Dois anos depois da última reposição, no verão de 2013, Até à Eternidade volta às salas. As reposições de clássicos serão sempre poucas e pediremos sempre mais, mas esta é uma “re-reposição” bizarra, sobretudo quando anda por aí tanta coisa, no vasto mar das “versões digitais”, em que valia a pena pegar.

O filme de Zinnemann, obviamente, continua a ser o que era há dois anos: um filme-símbolo dos anos 50 americanos, onde foi um enorme sucesso (limpou os Óscares de 1953, com oito estatuetas) e de que se tornou – sobretudo certas sequências, mormente as com Burt Lancaster e Deborah Kerr à beira-mar – uma das peças mais “icónicas”. A sua importância histórica é objectiva no contexto da Hollywood do pós-II Guerra e da imposição de uma sensibilidade de tipo novo, menos maniqueísta, mais franca, eventualmente menos moralista, em especial no tratamento da sexualidade e das relações amorosas, embora se possa argumentar que se trate mais de um “reflexo”, de um filme bem imbuído do ar do seu tempo, do que de um “motor” para uma transformação ou para uma mudança de ares.

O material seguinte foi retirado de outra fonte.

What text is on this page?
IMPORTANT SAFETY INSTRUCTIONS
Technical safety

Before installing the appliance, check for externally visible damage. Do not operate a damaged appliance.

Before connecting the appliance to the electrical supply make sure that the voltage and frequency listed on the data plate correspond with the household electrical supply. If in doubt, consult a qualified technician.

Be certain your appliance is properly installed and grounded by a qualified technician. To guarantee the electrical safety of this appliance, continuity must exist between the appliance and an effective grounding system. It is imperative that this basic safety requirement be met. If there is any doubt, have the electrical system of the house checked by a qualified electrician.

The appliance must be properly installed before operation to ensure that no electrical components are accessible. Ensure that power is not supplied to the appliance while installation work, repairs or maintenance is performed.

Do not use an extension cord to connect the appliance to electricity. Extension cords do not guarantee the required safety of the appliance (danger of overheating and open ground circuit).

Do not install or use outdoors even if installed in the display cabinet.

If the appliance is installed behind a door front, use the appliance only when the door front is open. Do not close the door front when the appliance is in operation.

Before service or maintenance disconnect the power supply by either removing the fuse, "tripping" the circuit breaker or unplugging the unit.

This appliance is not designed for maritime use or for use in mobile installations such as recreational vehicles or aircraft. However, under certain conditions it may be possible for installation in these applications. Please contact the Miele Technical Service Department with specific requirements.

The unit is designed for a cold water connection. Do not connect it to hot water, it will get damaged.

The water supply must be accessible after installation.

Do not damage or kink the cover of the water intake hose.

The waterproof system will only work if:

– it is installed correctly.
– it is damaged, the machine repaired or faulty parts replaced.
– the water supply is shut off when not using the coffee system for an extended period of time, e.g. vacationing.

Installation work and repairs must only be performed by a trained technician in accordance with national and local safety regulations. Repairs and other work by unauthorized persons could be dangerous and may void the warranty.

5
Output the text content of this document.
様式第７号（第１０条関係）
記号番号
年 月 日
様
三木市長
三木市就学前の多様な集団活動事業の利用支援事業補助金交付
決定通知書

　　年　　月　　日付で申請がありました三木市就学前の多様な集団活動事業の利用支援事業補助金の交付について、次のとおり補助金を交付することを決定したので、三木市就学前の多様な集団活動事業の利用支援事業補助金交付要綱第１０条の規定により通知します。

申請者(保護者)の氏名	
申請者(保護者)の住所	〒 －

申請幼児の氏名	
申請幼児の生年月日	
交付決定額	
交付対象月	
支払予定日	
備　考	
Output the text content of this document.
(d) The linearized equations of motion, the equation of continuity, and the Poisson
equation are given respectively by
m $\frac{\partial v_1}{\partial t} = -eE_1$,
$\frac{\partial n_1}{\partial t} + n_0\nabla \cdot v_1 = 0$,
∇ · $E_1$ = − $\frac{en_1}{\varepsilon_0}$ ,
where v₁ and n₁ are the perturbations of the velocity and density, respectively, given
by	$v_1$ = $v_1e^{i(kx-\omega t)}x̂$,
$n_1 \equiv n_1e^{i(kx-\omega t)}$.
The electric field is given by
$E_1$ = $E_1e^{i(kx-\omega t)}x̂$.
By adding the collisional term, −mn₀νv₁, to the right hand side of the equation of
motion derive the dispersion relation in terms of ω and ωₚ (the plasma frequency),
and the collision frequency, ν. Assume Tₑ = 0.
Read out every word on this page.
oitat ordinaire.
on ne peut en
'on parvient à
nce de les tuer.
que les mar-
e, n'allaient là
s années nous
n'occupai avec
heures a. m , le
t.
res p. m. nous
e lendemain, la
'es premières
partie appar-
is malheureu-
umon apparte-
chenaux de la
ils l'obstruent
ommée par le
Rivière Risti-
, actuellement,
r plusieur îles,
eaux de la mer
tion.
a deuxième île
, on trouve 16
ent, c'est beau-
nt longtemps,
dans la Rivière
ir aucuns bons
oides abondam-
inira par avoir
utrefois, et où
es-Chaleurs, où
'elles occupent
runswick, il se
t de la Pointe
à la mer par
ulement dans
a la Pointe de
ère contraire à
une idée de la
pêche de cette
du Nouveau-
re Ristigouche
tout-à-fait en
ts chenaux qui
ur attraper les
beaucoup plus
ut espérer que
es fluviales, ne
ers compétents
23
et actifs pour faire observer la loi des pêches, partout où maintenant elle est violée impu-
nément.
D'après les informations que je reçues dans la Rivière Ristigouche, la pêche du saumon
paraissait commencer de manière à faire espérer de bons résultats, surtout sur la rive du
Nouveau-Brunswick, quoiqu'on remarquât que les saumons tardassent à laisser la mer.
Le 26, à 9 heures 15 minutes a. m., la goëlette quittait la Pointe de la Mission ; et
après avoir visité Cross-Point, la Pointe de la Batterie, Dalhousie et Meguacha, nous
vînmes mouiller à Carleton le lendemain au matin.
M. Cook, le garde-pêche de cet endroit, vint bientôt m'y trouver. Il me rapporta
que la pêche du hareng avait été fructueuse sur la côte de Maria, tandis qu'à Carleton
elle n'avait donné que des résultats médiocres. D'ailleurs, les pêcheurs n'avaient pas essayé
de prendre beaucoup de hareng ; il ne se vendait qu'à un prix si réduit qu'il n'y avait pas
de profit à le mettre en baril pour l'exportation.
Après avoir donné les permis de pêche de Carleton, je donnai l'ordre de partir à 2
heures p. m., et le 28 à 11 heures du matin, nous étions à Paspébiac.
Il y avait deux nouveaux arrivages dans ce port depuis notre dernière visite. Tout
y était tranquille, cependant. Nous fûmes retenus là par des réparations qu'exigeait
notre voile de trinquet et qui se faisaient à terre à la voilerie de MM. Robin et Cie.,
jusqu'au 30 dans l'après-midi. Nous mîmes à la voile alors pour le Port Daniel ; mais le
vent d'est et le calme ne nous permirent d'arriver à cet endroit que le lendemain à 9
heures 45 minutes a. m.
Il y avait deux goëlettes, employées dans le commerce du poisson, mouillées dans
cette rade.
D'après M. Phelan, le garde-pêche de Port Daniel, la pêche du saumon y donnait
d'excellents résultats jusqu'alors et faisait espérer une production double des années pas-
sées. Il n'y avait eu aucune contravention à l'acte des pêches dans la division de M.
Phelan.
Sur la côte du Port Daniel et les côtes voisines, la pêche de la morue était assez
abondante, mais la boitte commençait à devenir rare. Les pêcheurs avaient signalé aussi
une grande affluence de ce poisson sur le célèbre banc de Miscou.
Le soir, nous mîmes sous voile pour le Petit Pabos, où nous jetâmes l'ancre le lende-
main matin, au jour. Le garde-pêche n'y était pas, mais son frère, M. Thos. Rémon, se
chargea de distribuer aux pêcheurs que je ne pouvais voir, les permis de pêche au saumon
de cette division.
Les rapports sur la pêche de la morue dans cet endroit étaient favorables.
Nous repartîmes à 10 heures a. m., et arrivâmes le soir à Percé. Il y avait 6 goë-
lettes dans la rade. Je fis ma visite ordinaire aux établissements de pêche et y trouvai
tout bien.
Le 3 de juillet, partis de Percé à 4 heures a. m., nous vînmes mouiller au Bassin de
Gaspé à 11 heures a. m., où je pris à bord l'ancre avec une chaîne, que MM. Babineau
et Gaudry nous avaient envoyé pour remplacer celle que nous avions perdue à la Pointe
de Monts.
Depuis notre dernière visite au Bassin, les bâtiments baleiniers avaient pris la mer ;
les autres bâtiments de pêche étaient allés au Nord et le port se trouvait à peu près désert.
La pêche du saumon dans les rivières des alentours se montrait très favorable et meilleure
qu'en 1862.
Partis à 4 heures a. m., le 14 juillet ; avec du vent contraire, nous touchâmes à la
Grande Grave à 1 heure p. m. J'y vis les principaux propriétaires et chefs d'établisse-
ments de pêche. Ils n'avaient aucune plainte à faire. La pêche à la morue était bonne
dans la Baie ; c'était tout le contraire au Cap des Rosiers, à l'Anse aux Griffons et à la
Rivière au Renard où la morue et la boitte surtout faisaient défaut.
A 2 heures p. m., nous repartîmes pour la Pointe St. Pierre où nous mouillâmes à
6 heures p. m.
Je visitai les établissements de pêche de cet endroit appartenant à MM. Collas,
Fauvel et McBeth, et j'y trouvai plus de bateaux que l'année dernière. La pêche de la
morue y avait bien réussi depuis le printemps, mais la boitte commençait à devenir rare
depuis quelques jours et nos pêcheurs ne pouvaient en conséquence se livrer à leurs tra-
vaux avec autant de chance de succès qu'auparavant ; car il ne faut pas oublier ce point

Até à Eternidade adapta um romance de James Jones (o autor de The Thin Red Line) e centra-se numa base militar no Havai, no período imediatamente anterior ao ataque a Pearl Harbor e à entrada activa dos Estados Unidos na II Guerra. Fred Zinnemann, um dos muitos refugiados da Europa central que chegaram a Hollywood nos anos 30 à procura de uma ambiente mais respirável, já tinha no currículo alguns filmes significativos sobre os efeitos do pós-guerra – como The Search ou The Men, que revelaram Montgomery Clift (o primeiro) e Marlon Brando (o segundo), justamente dois actores com um tipo de presença e persona que era impensável até aos anos 40. Nunca foi genial, Zinnemann, com a sua predilecção pelos filmes “de tema” – aquela velha sensibilidade “social-democrata” europeia a trazer “seriedade” ao entertainment americano… - e uma tendência para o academismo que o fez ir acumulando pastelão sobre pastelão. Mas Até à Eternidade, com o seu olhar “pós-guerra” sobre um tempo “pré-guerra”, com um argumento denso e nada eufórico no seu retrato do militarismo americano, a quantidade de boas personagens e ainda melhores actores (Lancaster e Kerr, mas sobretudo o par, timidamente “homoerótico”, formado por Montgomery Clift e Frank Sinatra), a solidez dos valores de produção da Hollywood da sua época apoteótica, e last but not the least a sua perspectiva irremediavelmente adulta a pensar em espectadores adultos, é provavelmente – e depois do célebre Homens ao Domingo, feito ainda na Alemanha dos anos 30 em conjunto com outros futuros emigrados como Billy Wilder e Robert Siodmak - o momento mais feliz da sua vasta obra. O filme vive, sessenta e tal anos depois, e revê-lo é bem mais do que ir só ao encontro de uma curiosidade histórica.